One of the largest hospital systems in the United States gave race more weight than diabetes, obesity, asthma, and hypertension combined in its allocation scheme for COVID treatments, only to reverse the policy after threats of legal action.
SSM Health, a Catholic health system that operates 23 hospitals across Illinois, Missouri, Oklahoma, and Wisconsin, began using the scoring system last year to allocate scarce doses of Regeneron, the antibody cocktail that President Donald Trump credited for his recovery from COVID-19. A patient must score at least 20 points to qualify for the drug. The rubric gives three points to patients with diabetes, one for obesity, one for asthma, and one for hypertension, for a total of six points. Identifying as "Non-White or Hispanic" race, on the other hand, nets a patient seven points, regardless of age or underlying conditions.

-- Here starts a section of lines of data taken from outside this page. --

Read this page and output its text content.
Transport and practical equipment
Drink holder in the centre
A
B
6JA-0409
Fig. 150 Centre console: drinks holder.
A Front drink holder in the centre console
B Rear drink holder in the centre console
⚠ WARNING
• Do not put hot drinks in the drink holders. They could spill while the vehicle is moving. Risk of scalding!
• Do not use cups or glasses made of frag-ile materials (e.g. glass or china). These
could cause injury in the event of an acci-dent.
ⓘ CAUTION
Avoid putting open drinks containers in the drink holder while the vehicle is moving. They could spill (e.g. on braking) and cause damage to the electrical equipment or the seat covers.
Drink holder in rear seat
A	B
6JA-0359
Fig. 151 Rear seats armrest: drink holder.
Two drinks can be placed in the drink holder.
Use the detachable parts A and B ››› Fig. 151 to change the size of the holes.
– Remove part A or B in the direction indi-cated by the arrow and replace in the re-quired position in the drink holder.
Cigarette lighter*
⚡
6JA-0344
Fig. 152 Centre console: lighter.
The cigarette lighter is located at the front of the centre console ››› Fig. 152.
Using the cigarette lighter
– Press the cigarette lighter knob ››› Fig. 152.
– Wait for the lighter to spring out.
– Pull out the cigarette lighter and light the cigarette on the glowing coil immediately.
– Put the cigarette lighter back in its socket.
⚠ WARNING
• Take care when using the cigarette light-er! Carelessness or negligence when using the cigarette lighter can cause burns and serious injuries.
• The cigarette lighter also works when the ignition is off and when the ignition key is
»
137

In a Dec. 30 email to physicians, the health system said it would use the same rubric for Sotrovimab, a monoclonal antibody treatment that has proven effective against the now-dominant Omicron variant.
Those plans appear to have changed, however, after pressure from the Wisconsin Institute for Law and Liberty, a conservative legal nonprofit that on Jan. 14 threatened SSM Health with a lawsuit. Hours after the group demanded SSM "immediately suspend the use of" its "immoral" and "illegal" risk calculator, the health system told the Wisconsin State Journal that the "race and gender criteria are no longer utilized."
In a statement to the Washington Free Beacon, SSM claimed that the scoring system "was changed last year," and that its Dec. 30 email had "inadvertently referenced an expired calculator." At the same time, it defended its use of that calculator, saying that "early versions of risk calculators across the nation appropriately included race and gender criteria based on initial outcomes."
The health system's announcement comes as conservative legal groups are gearing up to fight race-based triage schemes in court. America First Legal, founded by former Trump administration adviser Stephen Miller, said Wednesday that it was threatening legal action against the Minnesota and Utah state health departments, both of which were using race to determine eligibility for monoclonal antibodies. Such schemes constitute illegal race discrimination, several legal scholars told the Free Beacon, and lawsuits against the states implementing them would almost certainly be successful. Amid the uproar, Minnesota removed race from its prioritization scheme; Utah's scheme, a state health official said, was being "reevaluated."
According to an internal memo obtained by the Free Beacon, the SSM scoring system was "based off the Utah Hospital Association and Utah Health Risk Stratification criteria," which automatically gave two extra points to minority patients—the same amount as diabetes and obesity. The now-defunct rubric is much more radical, prioritizing healthy minorities over white patients with many of the largest risk factors for COVID-19. A 49-year-old white woman with hypertension, obesity, diabetes, and asthma would only get 19 points under the rubric, just shy of the 20 point threshold for antibody therapy. But a 50-year-old black woman with no underlying health conditions would receive 22 points, making her eligible.
The "ethical justification" for this policy, SSM said in the internal memo, is that "COVID-19 has had a disproportionate impact on low income communities and certain racial/ethnic minorities in the United States." But in the states where SSM operates hospitals, the story is more complicated. According to the Wisconsin health department, whites make up 81 percent of the state's population but account for 84 percent of its COVID deaths. Hispanics and Asians, on the other hand, account for a disproportionately low share of the state's deaths.
And while blacks, Hispanics, and Asians are more likely than whites to be hospitalized for COVID, they are less likely to die of it, according to a recent analysis of 4.3 million patients.
Other studies have found that racial disparities in COVID outcomes disappear when researchers control for comorbidities and income.
"Black race was not associated with higher in-hospital mortality than white race," an analysis in the New England Journal of Medicine concluded, "after adjustment for differences in sociodemographic and clinical characteristics on admission." A study of Maryland and District of Columbia hospitals likewise found no relationship between race and severe disease "after adjustment for clinical factors."
"A patient's race is not a disease, symptom, or co-morbidity," said Dan Lennington, a lawyer with the Wisconsin Institute for Law and Liberty. "It's amazing that we even need to say it, but doctors should treat the individual patient, not the skin color."